Dziś przez struktury „Nadziei” przewija się około 500 osób rocznie. Z tego jakieś 12–15 osób wychodzi na prostą. – Ktoś może powiedzieć, że to mało. My uważamy, że to całkiem pokaźna liczba. Znając tych ludzi, ich trudne historie i siłę nałogu, wiemy, ile trzeba wysiłku, by wytrwać w trzeźwości, często nauczyć się nowego zawodu, znaleźć pracę i od nowa nauczyć się odpowiedzialności za własne życie. W wielu przypadkach oznacza to np. spłacanie długów. Ogrom pracy, jaką trzeba wykonać, by wrócić do społeczeństwa, jest wręcz niewyobrażalny, dlatego nawet te kilkanaście osób rocznie, którym się udaje, to wielki sukces – podkreślają pracownicy stowarzyszenia. Pod opiekę „Nadziei” trafiają różni ludzie. Jedni przychodzą sami, nie mając się gdzie podziać, innych przywozi policja czy kierują różne ośrodki pomocy. Przedział wiekowy jest bardzo różny. Najmłodsi podopieczni mają 19 lat, najstarszy przekroczył 80.

– Dla każdego trzeba opracować indywidualny program. Inne potrzeby ma młody człowiek, inne starszy pan – mówi Krzysztof Leszczyński, prezes stowarzyszenia. – Ci, którzy chcą korzystać z naszej pomocy, mają do dyspozycji terapeutów, doradcę zawodowego, szkolenia. Załatwiamy im praktyki zwykle w trzech branżach: gastronomicznej, budowlanej lub w kształtowaniu terenów zielonych.
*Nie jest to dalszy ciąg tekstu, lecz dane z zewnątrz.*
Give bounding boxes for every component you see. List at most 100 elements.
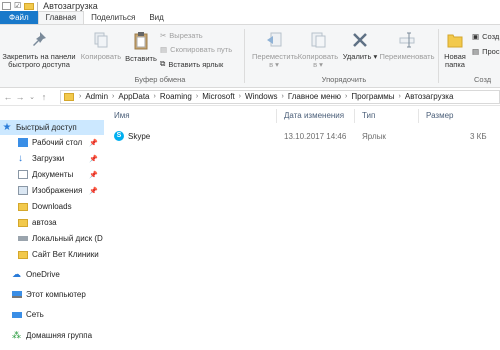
rename-button[interactable]: Переименовать [378,31,436,61]
pin-to-quick-access-button[interactable]: Закрепить на панели быстрого доступа [2,31,76,69]
folder-icon [18,202,28,211]
sidebar-item-network[interactable]: Сеть [0,307,104,322]
copy-icon [94,32,108,48]
recent-dropdown-icon[interactable]: ⌄ [26,93,38,101]
sidebar-item-label: OneDrive [26,270,60,279]
copy-to-icon [311,32,326,48]
crumb-programs[interactable]: Программы [348,92,397,101]
crumb-start-menu[interactable]: Главное меню [285,92,344,101]
column-header-type[interactable]: Тип [362,111,375,120]
drive-icon [18,236,28,241]
homegroup-icon: ⁂ [12,330,21,340]
sidebar-item-desktop[interactable]: Рабочий стол 📌 [0,135,104,150]
sidebar-item-label: автоза [32,218,57,227]
crumb-admin[interactable]: Admin [82,92,111,101]
star-icon: ★ [2,122,12,133]
group-label-clipboard: Буфер обмена [134,75,186,84]
sidebar-item-quick-access[interactable]: ★ Быстрый доступ [0,120,104,135]
file-name: Skype [128,132,151,141]
sidebar-item-onedrive[interactable]: ☁ OneDrive [0,267,104,282]
properties-icon[interactable] [2,2,11,10]
tab-file[interactable]: Файл [0,11,38,24]
folder-icon [64,92,74,101]
copy-path-icon: ▤ [160,45,168,54]
table-row[interactable]: S Skype 13.10.2017 14:46 Ярлык 3 КБ [110,129,496,143]
back-arrow-icon[interactable]: ← [2,92,14,102]
crumb-appdata[interactable]: AppData [115,92,152,101]
sidebar-item-this-pc[interactable]: Этот компьютер [0,287,104,302]
copy-path-button[interactable]: ▤ Скопировать путь [160,45,232,54]
pin-icon [33,32,46,46]
download-arrow-icon: ↓ [18,153,23,164]
new-folder-button[interactable]: Новая папка [440,31,470,69]
paste-label: Вставить [125,54,157,63]
pin-icon[interactable]: 📌 [89,139,98,147]
document-icon [18,170,28,179]
up-arrow-icon[interactable]: ↑ [38,92,50,102]
column-divider[interactable] [354,109,355,123]
skype-icon: S [114,131,124,141]
crumb-microsoft[interactable]: Microsoft [199,92,237,101]
pin-icon[interactable]: 📌 [89,171,98,179]
column-header-date[interactable]: Дата изменения [284,111,344,120]
sidebar-item-label: Сайт Вет Клиники [32,250,99,259]
quick-access-toolbar: ☑ [0,1,39,11]
pin-icon[interactable]: 📌 [89,155,98,163]
sidebar-item-local-disk-d[interactable]: Локальный диск (D [0,231,104,246]
group-label-organize: Упорядочить [321,75,367,84]
crumb-roaming[interactable]: Roaming [157,92,195,101]
pin-label-line2: быстрого доступа [8,60,70,69]
navigation-pane: ★ Быстрый доступ Рабочий стол 📌 ↓ Загруз… [0,106,104,350]
sidebar-item-vet-clinic-site[interactable]: Сайт Вет Клиники [0,247,104,262]
sidebar-item-label: Сеть [26,310,44,319]
sidebar-item-label: Downloads [32,202,72,211]
copy-label: Копировать [80,52,122,61]
sidebar-item-downloads-ru[interactable]: ↓ Загрузки 📌 [0,151,104,166]
copy-to-button[interactable]: Копировать в ▾ [296,31,340,69]
column-divider[interactable] [418,109,419,123]
delete-button[interactable]: Удалить ▾ [342,31,378,61]
tab-share[interactable]: Поделиться [84,12,142,24]
sidebar-item-label: Изображения [32,186,83,195]
column-header-name[interactable]: Имя [114,111,130,120]
easy-access-button[interactable]: ▤ Прос [472,47,500,56]
create-item-button[interactable]: ▣ Созд [472,32,499,41]
pin-icon[interactable]: 📌 [89,187,98,195]
paste-button[interactable]: Вставить [124,31,158,63]
sidebar-item-avtoza[interactable]: автоза [0,215,104,230]
column-header-size[interactable]: Размер [426,111,454,120]
sidebar-item-homegroup[interactable]: ⁂ Домашняя группа [0,328,104,343]
scissors-icon: ✂ [160,31,167,40]
group-separator [438,29,439,83]
sidebar-item-documents[interactable]: Документы 📌 [0,167,104,182]
tab-home[interactable]: Главная [37,11,85,24]
file-list: Имя Дата изменения Тип Размер S Skype 13… [104,106,500,350]
sidebar-item-label: Документы [32,170,74,179]
checkmark-icon[interactable]: ☑ [14,2,21,10]
clipboard-icon [134,32,148,50]
create-item-label: Созд [482,32,500,41]
folder-icon [447,34,463,48]
file-date: 13.10.2017 14:46 [284,132,347,141]
crumb-windows[interactable]: Windows [242,92,280,101]
delete-x-icon [353,33,367,47]
file-size: 3 КБ [470,132,487,141]
sidebar-item-downloads[interactable]: Downloads [0,199,104,214]
copy-path-label: Скопировать путь [170,45,233,54]
crumb-startup[interactable]: Автозагрузка [402,92,457,101]
new-folder-icon[interactable] [24,2,35,10]
sidebar-item-label: Быстрый доступ [16,123,77,132]
copy-button[interactable]: Копировать [78,31,124,61]
desktop-icon [18,138,28,147]
sidebar-item-label: Этот компьютер [26,290,86,299]
column-divider[interactable] [276,109,277,123]
paste-shortcut-button[interactable]: ⧉ Вставить ярлык [160,59,223,69]
move-to-button[interactable]: Переместить в ▾ [252,31,298,69]
folder-icon [18,250,28,259]
forward-arrow-icon[interactable]: → [14,92,26,102]
sidebar-item-pictures[interactable]: Изображения 📌 [0,183,104,198]
tab-view[interactable]: Вид [142,12,170,24]
address-path[interactable]: › Admin › AppData › Roaming › Microsoft … [60,89,500,104]
new-folder-label-line2: папка [445,60,465,69]
cut-button[interactable]: ✂ Вырезать [160,31,203,40]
Jeśli sprawdzą się podczas praktyk, często mają szansę na zatrudnienie – przekonuje. Stowarzyszenie oferuje różne rodzaje pomocy, począwszy od noclegowni przez schronisko dla bezdomnych, po hostel, skończywszy na mieszkaniach chronionych. Do noclegowni przyjmowany jest każdy. To bardzo skromne warunki: materac, koc, łazienka, możliwość zrobienia sobie herbaty. Rano takie miejsce trzeba opuścić. To tzw. jednostka interwencyjna, na jedną, góra dwie noce. Potem taka osoba może przejść do schroniska, ale tutaj już stawia się pewne wymagania, m.in. trzeźwość i korzystanie z pomocy odpowiedniego doradcy, który próbuje pomóc bezdomnemu w rozwiązaniu jego problemów. W zamian dostaje możliwość całodziennego pobytu, wyżywienie, opiekę medyczną i szansę na kolejny krok, czyli przeniesienie do hostelu, gdzie warunki mieszkaniowe są już znacznie lepsze, zaczynają się szkolenia zawodowe, szukanie pracy, nauka życia od nowa na własny rachunek. Na końcu jest mieszkanie chronione, do którego trafiają osoby pracujące, które muszą same to mieszkanie utrzymać.

Nauka życia

– Wszystkiego trzeba się uczyć od nowa, co nie jest takie proste. Do tej pory zarobiony gdzieś grosz można było wydać na alkohol czy papierosy, teraz trzeba liczyć, ile musi zostać na opłaty, ile na różne zobowiązania, ile na jedzenie, w końcu ile na przyjemności – opowiadają pracownicy Stowarzyszenia. Jeśli na którymś z etapów powinie się komuś noga, wraca na początek drogi, czyli do noclegowni. – Są tacy, którzy próbują stanąć o własnych siłach i 20 razy. Czasem wydaje się, że już nigdy im się nie uda, a jednak za którymś razem zaskakują. Jedno jest pewne – nie da się tutaj iść na skróty – mówią terapeuci. Pan Wojtek wie, że gdyby dostał taryfę ulgową, nic by nie było z jego powrotu do społeczeństwa. – Wychowałem się w domu dziecka. Gdy skończyłem szkołę, wróciłem do rodziców, czyli do meliny. Piłem, kradłem, żeby pić, narobiłem długów – opowiada. – Kiedyś po pijaku spałem w ogródku działkowym. Zwinęła mnie policja. Zawiozła do noclegowni. Jak się wyspałem, poszedłem sobie, ale za jakiś czas wróciłem tam znowu. Miałem dosyć spania na ziemi, tu był chociaż materac i koc. Szła zima, więc chciałem dostać się do schroniska. Przystałem na warunki. Kolejnym krokiem byłby hostel, ale spotkałem kumpla z osiedla i jakoś tak wyszło, że poszliśmy się napić. Wpadłem w ciąg. Nie mogłem wrócić do schroniska. Kiedy oprzytomniałem, miałem nadzieję, że przyjmą mnie z powrotem. Niestety musiałem zaczynać od nowa, czyli od noclegowni. Byłem wściekły. Dziś wiem, że gdyby mnie przyjęli, znów łatwo bym uległ pokusie, a tak jakoś się trzymam. Nie chcę wracać znowu na początek drogi – mówi. 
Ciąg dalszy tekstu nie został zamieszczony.